A friend of mine on the internet was talking about the Win Mortimer's David Crane, whoch was written by Ed Dodd, who also wrote and drew the ecological Mark Trail. Apparently Dodd's father was a clergyman and although he did not follow in his father's footsteps, he did create this Christian message strip as a tribute to his dad. In Mark Trail, he used the Sundays to illustrate facts about nature. In David Crane, he often used the Sundays for sermons, making for a weird, but truely unique run. After Mortimer left, the strip was taken over by Craig Flessel, which is how and why I ran into it. I am a huge fan of Flessel's style and it is nowhere better than in his David Crane.

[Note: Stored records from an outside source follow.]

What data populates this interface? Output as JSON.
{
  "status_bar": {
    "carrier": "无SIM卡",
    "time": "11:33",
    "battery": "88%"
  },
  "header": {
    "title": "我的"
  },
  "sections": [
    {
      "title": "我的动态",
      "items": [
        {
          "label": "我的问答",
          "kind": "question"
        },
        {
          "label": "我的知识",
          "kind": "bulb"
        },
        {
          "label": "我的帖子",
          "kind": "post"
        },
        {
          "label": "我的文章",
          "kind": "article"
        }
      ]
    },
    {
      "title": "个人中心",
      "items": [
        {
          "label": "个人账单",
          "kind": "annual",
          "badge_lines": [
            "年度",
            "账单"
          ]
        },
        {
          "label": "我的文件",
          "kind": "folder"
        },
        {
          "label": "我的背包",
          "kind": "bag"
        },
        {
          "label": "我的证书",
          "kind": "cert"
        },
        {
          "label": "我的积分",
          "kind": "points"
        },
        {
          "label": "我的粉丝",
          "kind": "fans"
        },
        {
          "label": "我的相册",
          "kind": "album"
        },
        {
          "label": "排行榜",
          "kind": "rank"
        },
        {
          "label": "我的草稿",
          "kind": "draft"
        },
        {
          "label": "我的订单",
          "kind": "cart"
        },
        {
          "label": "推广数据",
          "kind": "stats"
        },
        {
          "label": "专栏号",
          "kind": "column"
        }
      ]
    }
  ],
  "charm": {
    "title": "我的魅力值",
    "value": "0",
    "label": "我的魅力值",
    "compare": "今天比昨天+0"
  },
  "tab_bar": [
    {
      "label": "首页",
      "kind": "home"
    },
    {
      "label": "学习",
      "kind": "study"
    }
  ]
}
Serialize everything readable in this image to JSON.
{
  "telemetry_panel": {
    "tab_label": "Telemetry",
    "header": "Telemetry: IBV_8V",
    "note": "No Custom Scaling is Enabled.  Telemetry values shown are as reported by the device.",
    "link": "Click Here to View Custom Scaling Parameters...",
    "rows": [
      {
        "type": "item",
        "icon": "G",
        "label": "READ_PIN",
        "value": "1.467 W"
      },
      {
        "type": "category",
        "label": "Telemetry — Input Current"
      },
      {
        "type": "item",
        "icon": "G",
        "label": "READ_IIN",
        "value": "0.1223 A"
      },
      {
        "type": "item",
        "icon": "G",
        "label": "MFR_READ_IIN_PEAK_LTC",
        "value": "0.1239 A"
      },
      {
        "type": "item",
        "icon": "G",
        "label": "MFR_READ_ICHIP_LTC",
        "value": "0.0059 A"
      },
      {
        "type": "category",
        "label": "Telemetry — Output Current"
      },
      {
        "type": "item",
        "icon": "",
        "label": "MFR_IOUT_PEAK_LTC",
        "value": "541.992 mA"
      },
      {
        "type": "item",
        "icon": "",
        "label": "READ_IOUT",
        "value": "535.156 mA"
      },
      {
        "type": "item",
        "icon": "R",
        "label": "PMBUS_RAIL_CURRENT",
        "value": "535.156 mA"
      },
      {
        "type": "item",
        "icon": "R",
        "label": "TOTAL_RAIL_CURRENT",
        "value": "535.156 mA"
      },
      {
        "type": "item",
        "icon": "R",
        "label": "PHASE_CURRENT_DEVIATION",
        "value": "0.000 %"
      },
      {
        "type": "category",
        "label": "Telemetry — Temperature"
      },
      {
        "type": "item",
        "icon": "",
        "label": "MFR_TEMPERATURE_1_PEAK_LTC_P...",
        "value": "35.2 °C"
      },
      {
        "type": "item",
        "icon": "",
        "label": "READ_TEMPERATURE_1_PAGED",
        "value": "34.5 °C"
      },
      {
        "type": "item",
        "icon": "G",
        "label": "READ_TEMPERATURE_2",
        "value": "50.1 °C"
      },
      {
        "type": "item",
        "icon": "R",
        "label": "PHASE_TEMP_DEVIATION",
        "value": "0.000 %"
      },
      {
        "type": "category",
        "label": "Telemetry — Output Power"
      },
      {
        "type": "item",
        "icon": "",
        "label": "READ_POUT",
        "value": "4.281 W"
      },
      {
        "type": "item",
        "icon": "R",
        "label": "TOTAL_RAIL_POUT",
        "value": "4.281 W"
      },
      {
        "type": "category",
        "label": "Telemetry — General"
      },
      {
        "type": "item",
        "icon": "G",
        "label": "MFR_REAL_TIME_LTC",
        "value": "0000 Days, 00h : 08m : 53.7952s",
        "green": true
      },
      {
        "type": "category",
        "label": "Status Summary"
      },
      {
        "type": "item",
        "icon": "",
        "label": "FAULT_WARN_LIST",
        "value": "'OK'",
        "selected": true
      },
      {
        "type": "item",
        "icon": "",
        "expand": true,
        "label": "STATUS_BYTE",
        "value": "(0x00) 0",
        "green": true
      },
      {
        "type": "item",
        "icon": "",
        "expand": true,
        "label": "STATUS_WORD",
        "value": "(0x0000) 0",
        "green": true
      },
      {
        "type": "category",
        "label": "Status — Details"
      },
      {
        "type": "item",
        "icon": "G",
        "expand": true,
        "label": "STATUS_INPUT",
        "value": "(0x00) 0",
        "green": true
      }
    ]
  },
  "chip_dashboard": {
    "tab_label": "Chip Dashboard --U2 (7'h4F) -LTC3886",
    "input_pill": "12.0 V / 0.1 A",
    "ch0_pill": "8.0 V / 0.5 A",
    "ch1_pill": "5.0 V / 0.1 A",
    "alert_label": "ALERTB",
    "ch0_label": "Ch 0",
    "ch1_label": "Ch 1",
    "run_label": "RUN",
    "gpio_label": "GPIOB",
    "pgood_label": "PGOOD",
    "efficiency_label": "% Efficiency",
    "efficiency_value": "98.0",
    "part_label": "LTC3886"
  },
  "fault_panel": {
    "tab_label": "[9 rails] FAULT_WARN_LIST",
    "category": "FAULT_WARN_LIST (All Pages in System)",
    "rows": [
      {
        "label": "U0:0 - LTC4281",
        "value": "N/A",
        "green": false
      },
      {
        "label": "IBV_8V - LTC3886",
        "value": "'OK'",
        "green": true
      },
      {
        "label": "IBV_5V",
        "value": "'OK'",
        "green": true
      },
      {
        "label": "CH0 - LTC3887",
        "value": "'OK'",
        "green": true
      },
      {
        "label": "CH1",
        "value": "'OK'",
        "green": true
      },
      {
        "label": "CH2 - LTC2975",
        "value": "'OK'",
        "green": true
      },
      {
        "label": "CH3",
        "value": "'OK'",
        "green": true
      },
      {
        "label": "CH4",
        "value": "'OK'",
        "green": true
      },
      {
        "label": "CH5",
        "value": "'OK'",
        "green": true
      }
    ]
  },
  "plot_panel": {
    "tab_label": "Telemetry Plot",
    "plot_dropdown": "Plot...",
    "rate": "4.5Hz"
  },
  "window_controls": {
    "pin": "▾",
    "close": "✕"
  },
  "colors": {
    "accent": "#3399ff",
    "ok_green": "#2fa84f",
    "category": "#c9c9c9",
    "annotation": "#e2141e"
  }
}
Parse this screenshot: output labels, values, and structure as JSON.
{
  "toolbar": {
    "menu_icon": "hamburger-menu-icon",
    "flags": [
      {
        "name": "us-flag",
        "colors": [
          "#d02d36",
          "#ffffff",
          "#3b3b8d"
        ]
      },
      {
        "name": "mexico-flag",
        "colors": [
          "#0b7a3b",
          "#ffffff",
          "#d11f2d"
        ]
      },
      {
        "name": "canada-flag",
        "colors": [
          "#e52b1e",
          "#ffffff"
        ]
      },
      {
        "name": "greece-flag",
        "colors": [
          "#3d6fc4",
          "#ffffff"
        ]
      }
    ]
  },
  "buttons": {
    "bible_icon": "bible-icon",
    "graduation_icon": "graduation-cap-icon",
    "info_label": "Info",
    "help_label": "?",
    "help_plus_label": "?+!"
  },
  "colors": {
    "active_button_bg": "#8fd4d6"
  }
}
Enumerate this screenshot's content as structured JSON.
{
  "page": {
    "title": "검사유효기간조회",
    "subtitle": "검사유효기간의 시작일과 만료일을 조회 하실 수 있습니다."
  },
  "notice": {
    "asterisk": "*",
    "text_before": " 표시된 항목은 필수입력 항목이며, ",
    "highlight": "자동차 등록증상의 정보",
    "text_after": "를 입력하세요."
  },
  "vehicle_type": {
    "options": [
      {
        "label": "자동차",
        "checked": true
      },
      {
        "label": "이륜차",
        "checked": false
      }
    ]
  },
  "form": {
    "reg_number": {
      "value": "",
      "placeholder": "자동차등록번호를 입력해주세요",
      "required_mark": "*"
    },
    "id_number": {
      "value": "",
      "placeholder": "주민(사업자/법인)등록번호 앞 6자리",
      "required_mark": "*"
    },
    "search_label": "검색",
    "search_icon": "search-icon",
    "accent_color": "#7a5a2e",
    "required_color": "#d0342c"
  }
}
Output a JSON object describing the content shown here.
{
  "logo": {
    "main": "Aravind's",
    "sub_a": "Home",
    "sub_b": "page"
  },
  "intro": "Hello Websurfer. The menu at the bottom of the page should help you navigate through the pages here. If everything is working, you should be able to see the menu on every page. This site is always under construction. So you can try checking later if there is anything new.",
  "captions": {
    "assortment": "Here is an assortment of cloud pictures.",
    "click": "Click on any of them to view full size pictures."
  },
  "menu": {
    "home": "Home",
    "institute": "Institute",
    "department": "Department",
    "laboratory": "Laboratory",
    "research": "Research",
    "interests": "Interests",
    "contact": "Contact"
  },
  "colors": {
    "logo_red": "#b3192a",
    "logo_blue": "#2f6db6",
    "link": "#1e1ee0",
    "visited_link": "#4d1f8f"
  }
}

I showed many of them early on in this blog, which you can find if you follow the link and the strips were funnier. The sermons were gone by then, so maybe Dodd had also left it. In all honesty, looking at the latest Mortimer Sundays, you can see that change was set in before Flessel took over. And the dailies were just as soapy as before, so that gives us no clue either. I also amassed quite a few of Mortimer's version, but did not really care for it. I scanned a few and when I started selling my newspaper sections on Ebay I scanned some more. The recent internet conversation was a good excuse to clean them up and show them here. If not for the exciting art (because it isn't) or the Christian message (not my thing) than certainly for the oddness or unique use of the medium.